I would sink into the chair at her bedside where I would hold vigil every day with my Dad. If you listened closely you could hear me reciting the She’mah over and over again asking for his help and guidance. The vision of you on the Bemah at the closing of Yom Kippur reciting the Shema with the congregation and then with a clenched fist rotating around and around as you got the congregation to sing together and connect to the moment, gave me the strength and courage to believe help would come.
This went on for almost 3 weeks, every day schlepping back and forth to the ICU with my Dad; making sure he was ok, taking all of his medication; talking with Doctor’s to find out the latest on my mother’s condition and their game plan for treatment. But every day, I would sit by her bedside and recite the She’mah, and relive those closing moments of Yom Kippur. It gave me strength and it gave me hope.
This grueling routine went on day after day for weeks and I could see the toll it was taking on my Father. It was Friday, noon. My younger brother, my dad and I decided to go for lunch around the corner from hospital at a local deli situated in one of Southern Florida’s gazillion strip malls.
That’s when it happened –
As I was exiting the strip mall, standing under the Marquis, I noticed an elderly man. The only reason I noticed him was because he was wearing a beige jacket and matching baseball cap in 98 degree (with 98% humidity) weather. He looked like George Burns in the movie Oh G-d! The only thing missing was the cigar. I wondered how long he was standing out there in the sweltering heat. As I approached the exit the old man raised his hand waving at our car. I slowed down and opened the window to see what he wanted.
“Farshtaist Yiddish?” he asked.
I said no, and his broken English he said that he missed his bus, the next one doesn’t come for an hour and asked if we could give him a lift to the hospital to see his wife who was a patient.
He got in the back seat with my brother and they began talking. He said he didn’t know how much longer he could stand out in the heat and thanked us for stopping to give him a lift. He went on to say that his wife has been in the hospital for several weeks and he goes every day to visit her.
“We’ve been married for almost 65 years” he said. “We are from Poland and I never missed a day being with my wife in all these years”. My brother said “it’s our pleasure to be able to help you, our mother is in the hospital too and we are going back to be with her, She’s from Poland too, a small town called Kriluv”. The old man smiled and said, “ I know Kriluv, it not too far from my home town ( I can’t recall the name of his home town).
As I was listening to this conversation all I could see was you on the Bemah telling that story of the woman who was supposed to meet G-d and couldn’t be bothered with the people that came to her for help.
At that moment I couldn’t help but think to myself – Can this be?
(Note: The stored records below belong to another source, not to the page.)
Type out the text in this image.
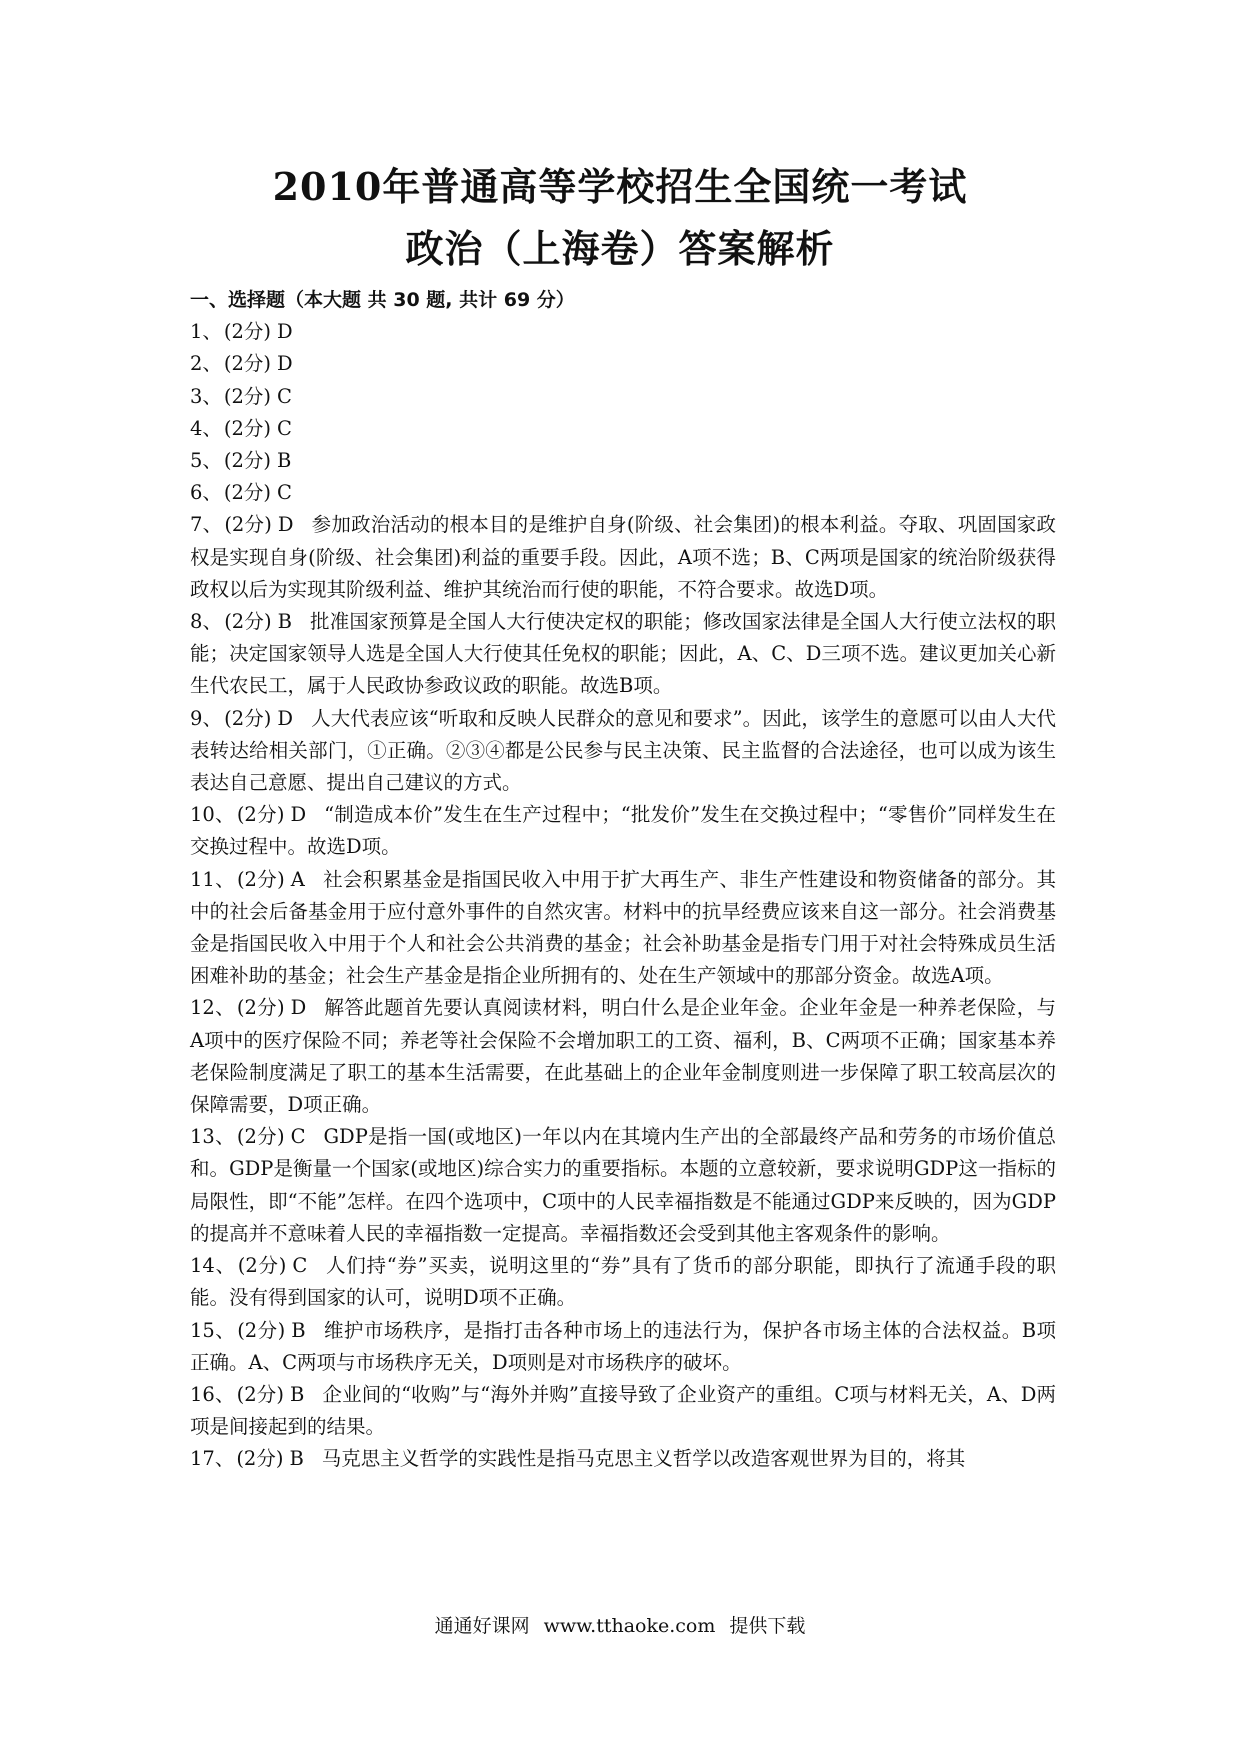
2010年普通高等学校招生全国统一考试
政治（上海卷）答案解析

一、选择题（本大题 共 30 题, 共计 69 分）

1、 (2分) D

2、 (2分) D

3、 (2分) C

4、 (2分) C

5、 (2分) B

6、 (2分) C

7、 (2分) D 参加政治活动的根本目的是维护自身(阶级、社会集团)的根本利益。夺取、巩固国家政权是实现自身(阶级、社会集团)利益的重要手段。因此，A项不选；B、C两项是国家的统治阶级获得政权以后为实现其阶级利益、维护其统治而行使的职能，不符合要求。故选D项。

8、 (2分) B 批准国家预算是全国人大行使决定权的职能；修改国家法律是全国人大行使立法权的职能；决定国家领导人选是全国人大行使其任免权的职能；因此，A、C、D三项不选。建议更加关心新生代农民工，属于人民政协参政议政的职能。故选B项。

9、 (2分) D 人大代表应该“听取和反映人民群众的意见和要求”。因此，该学生的意愿可以由人大代表转达给相关部门，①正确。②③④都是公民参与民主决策、民主监督的合法途径，也可以成为该生表达自己意愿、提出自己建议的方式。

10、 (2分) D “制造成本价”发生在生产过程中；“批发价”发生在交换过程中；“零售价”同样发生在交换过程中。故选D项。

11、 (2分) A 社会积累基金是指国民收入中用于扩大再生产、非生产性建设和物资储备的部分。其中的社会后备基金用于应付意外事件的自然灾害。材料中的抗旱经费应该来自这一部分。社会消费基金是指国民收入中用于个人和社会公共消费的基金；社会补助基金是指专门用于对社会特殊成员生活困难补助的基金；社会生产基金是指企业所拥有的、处在生产领域中的那部分资金。故选A项。

12、 (2分) D 解答此题首先要认真阅读材料，明白什么是企业年金。企业年金是一种养老保险，与A项中的医疗保险不同；养老等社会保险不会增加职工的工资、福利，B、C两项不正确；国家基本养老保险制度满足了职工的基本生活需要，在此基础上的企业年金制度则进一步保障了职工较高层次的保障需要，D项正确。

13、 (2分) C GDP是指一国(或地区)一年以内在其境内生产出的全部最终产品和劳务的市场价值总和。GDP是衡量一个国家(或地区)综合实力的重要指标。本题的立意较新，要求说明GDP这一指标的局限性，即“不能”怎样。在四个选项中，C项中的人民幸福指数是不能通过GDP来反映的，因为GDP的提高并不意味着人民的幸福指数一定提高。幸福指数还会受到其他主客观条件的影响。

14、 (2分) C 人们持“券”买卖，说明这里的“券”具有了货币的部分职能，即执行了流通手段的职能。没有得到国家的认可，说明D项不正确。

15、 (2分) B 维护市场秩序，是指打击各种市场上的违法行为，保护各市场主体的合法权益。B项正确。A、C两项与市场秩序无关，D项则是对市场秩序的破坏。

16、 (2分) B 企业间的“收购”与“海外并购”直接导致了企业资产的重组。C项与材料无关，A、D两项是间接起到的结果。

17、 (2分) B 马克思主义哲学的实践性是指马克思主义哲学以改造客观世界为目的，将其

通通好课网 www.tthaoke.com 提供下载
Can this be the angel sent to help? Has he really heard my cries for help?
I pulled up to the entrance to hospital to let the man off. We wished him well and a Refuah Shlamah for his wife. He shook all of our hands and as he got out of the car he turned to us and said in his thick Yiddish accent – “thank you for the ride, it was a mitzvah and Don’t worry -everything will be OK.”
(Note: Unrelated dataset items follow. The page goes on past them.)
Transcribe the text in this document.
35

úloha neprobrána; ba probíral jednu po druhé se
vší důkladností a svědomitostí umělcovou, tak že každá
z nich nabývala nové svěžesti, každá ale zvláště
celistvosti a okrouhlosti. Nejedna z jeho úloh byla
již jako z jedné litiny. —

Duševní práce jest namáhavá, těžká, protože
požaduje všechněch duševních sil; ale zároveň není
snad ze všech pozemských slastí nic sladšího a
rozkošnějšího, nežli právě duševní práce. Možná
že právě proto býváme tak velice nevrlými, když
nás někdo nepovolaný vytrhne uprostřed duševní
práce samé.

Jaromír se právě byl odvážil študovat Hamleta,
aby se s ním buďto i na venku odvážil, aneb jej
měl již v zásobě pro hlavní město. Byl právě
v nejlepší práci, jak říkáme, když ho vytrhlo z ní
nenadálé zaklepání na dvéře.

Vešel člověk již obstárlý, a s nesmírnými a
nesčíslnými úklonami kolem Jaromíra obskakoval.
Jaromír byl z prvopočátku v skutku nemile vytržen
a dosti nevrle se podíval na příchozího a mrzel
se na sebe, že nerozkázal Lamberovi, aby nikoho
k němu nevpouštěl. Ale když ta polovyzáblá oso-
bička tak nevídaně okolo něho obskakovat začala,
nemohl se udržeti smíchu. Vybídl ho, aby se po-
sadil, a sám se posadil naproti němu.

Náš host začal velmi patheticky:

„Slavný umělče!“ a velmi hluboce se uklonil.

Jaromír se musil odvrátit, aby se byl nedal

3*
A chill ran through my body and tears started to roll down face. I couldn’t believe what just happened.
A week later my mother was released from ICU to another facility where she spent 4 months in rehab. She just came home last week. The Doctor’s were amazed at her turnaround and how dramatic her recovery was. Take their amazement and multiply it by 1000 and you get the sense of how amazed my father, brothers and I were with her recovery.
That’s my story. Again, thank you for being my thread. I want to wish you and your family a very Happy and Healthy Shana Tova. I am looking forward to seeing you at the Hyatt again this year.